Jack got it. “Oh, right,” he said. “British sarcasm.”
“Irony.”
He hated that. That was a British trick, the sarcasm and irony trick. Earlier in the evening the senior British officer had tried to make the same distinction.
“Oh, yes,” the pompous little khaki shit had said, having cracked some particularly weak sarcastic put-down or other. “You American chaps aren’t big on irony, are you?”
Jack thought it was pathetic the way the British aggrandized their penchant for paltry sarcasm by styling it “irony”. They thought it meant they had a more sophisticated sense of humour than the rest of the world, but it didn’t. It just meant that they were a bunch of pompous smartasses.
“So you do remember,” he said.
“Of course I bloody remember,” Polly replied. “I remember every detail. The soup-”
“Forget the soup.”
“The pie-”
“Forget the pie.”
“I wrote to the restaurant, you know.”
“Christ, hadn’t you made enough fuss already?”
Not that Jack had minded at the time. Usually he hated any kind of scene. Under any normal circumstances the fuss that Polly had made on the first day they met would have ended their relationship right there. The funny thing was that he had loved it then and he loved it still. He remembered every detail. Polly announcing loudly that she resented being forced to eat in a fucking charnel house, supergluing the sauce bottles to the table. Even now he laughed at the memory of that wonderful, funny, sexy, sunny lunchtime.

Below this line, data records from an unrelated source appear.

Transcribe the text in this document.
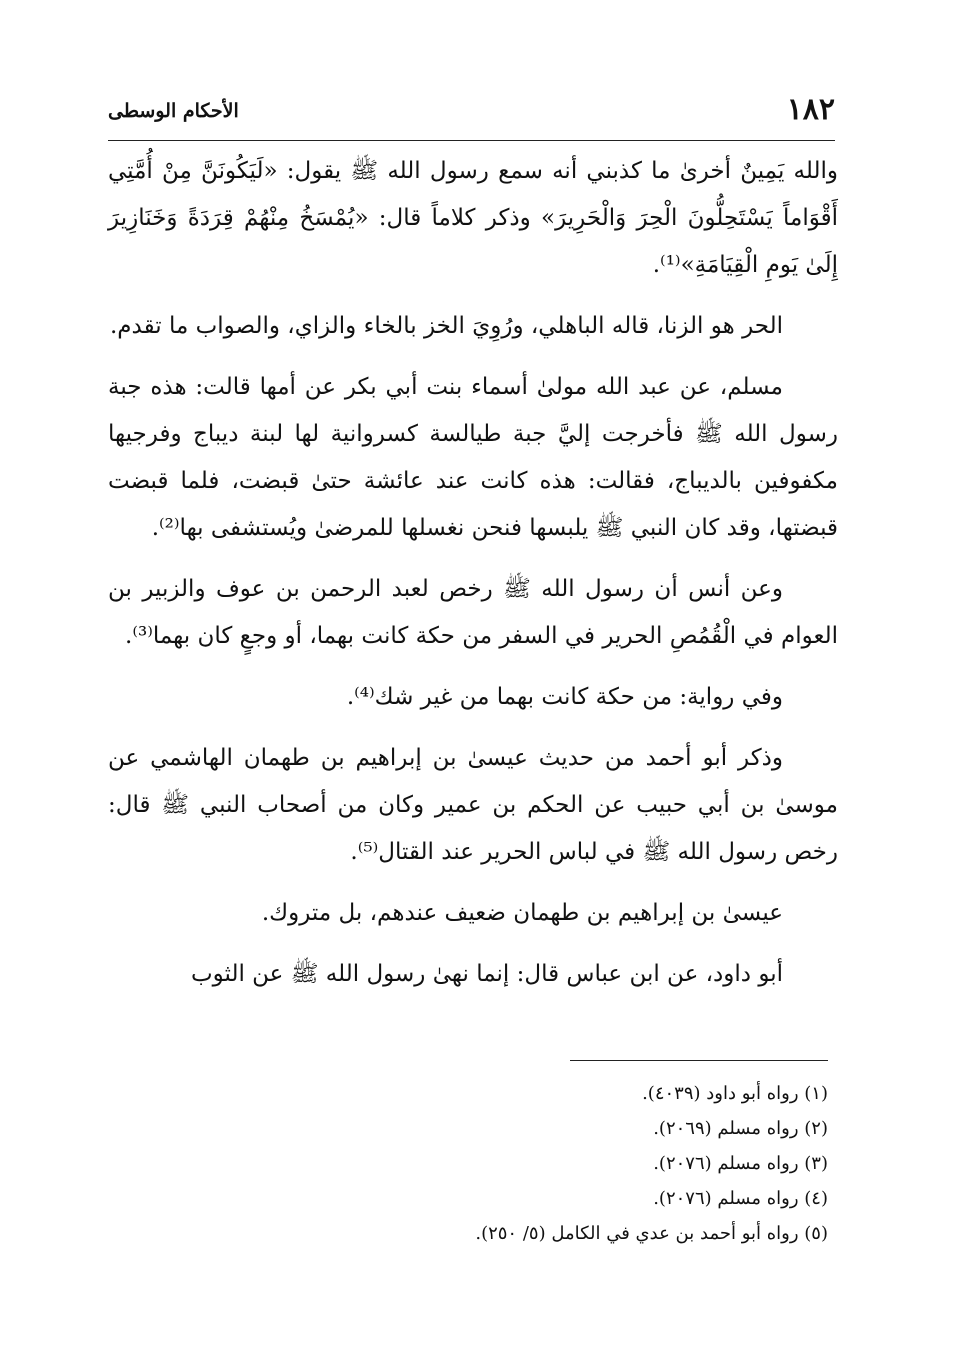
١٨٢
الأحكام الوسطى

والله يَمِينٌ أخرىٰ ما كذبني أنه سمع رسول الله ﷺ يقول: «لَيَكُونَنَّ مِنْ أُمَّتِي أَقْوَاماً يَسْتَحِلُّونَ الْحِرَ وَالْحَرِيرَ» وذكر كلاماً قال: «يُمْسَخُ مِنْهُمْ قِرَدَةً وَخَنَازِيرَ إِلَىٰ يَومِ الْقِيَامَةِ»⁽¹⁾.

الحر هو الزنا، قاله الباهلي، ورُوِيَ الخز بالخاء والزاي، والصواب ما تقدم.

مسلم، عن عبد الله مولىٰ أسماء بنت أبي بكر عن أمها قالت: هذه جبة رسول الله ﷺ فأخرجت إليَّ جبة طيالسة كسروانية لها لبنة ديباج وفرجيها مكفوفين بالديباج، فقالت: هذه كانت عند عائشة حتىٰ قبضت، فلما قبضت قبضتها، وقد كان النبي ﷺ يلبسها فنحن نغسلها للمرضىٰ ويُستشفى بها⁽²⁾.

وعن أنس أن رسول الله ﷺ رخص لعبد الرحمن بن عوف والزبير بن العوام في الْقُمُصِ الحرير في السفر من حكة كانت بهما، أو وجعٍ كان بهما⁽³⁾.

وفي رواية: من حكة كانت بهما من غير شك⁽⁴⁾.

وذكر أبو أحمد من حديث عيسىٰ بن إبراهيم بن طهمان الهاشمي عن موسىٰ بن أبي حبيب عن الحكم بن عمير وكان من أصحاب النبي ﷺ قال: رخص رسول الله ﷺ في لباس الحرير عند القتال⁽⁵⁾.

عيسىٰ بن إبراهيم بن طهمان ضعيف عندهم، بل متروك.

أبو داود، عن ابن عباس قال: إنما نهىٰ رسول الله ﷺ عن الثوب

(١) رواه أبو داود (٤٠٣٩).

(٢) رواه مسلم (٢٠٦٩).

(٣) رواه مسلم (٢٠٧٦).

(٤) رواه مسلم (٢٠٧٦).

(٥) رواه أبو أحمد بن عدي في الكامل (٥/ ٢٥٠).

“You sure showed them,” he said.
“Non-violent direct action. At least we didn’t pay,” Polly replied.
That was one of Polly’s favourite memories of her whole life. That glorious runner. The suggestion, the decision, the execution, it had all happened in one mad moment. Suddenly the two of them, her and an American soldier, were charging for the door and out into the carpark. It had been such fun, so exciting, piling into his car and screeching out onto the A34 before anyone in the restaurant had realized what had happened.
“I just couldn’t believe that you, a soldier and everything, were prepared to run out without paying.”
After sixteen years Jack decided it was time to own up.
“Actually I did pay, Polly. I left a five-pound note under my plate.”
Polly could scarcely believe it. This was astonishing, horrible news.
“You paid! That’s terrible! I thought you were so cool!”
“I was cool. It got you into my car, didn’t it?”
That was true enough. Jack’s astute deception all those years before had certainly got her into his car, certainly made her breathless and excited and ready for anything. Who could tell? Had that little trick not occurred to him then perhaps their relationship might never have happened. After all, if Jack had simply asked Polly to go with him to a field and then to a hotel, it is most unlikely that she would have gone. It had been the drama of that single moment that had carried her into his arms and changed both their lives for ever.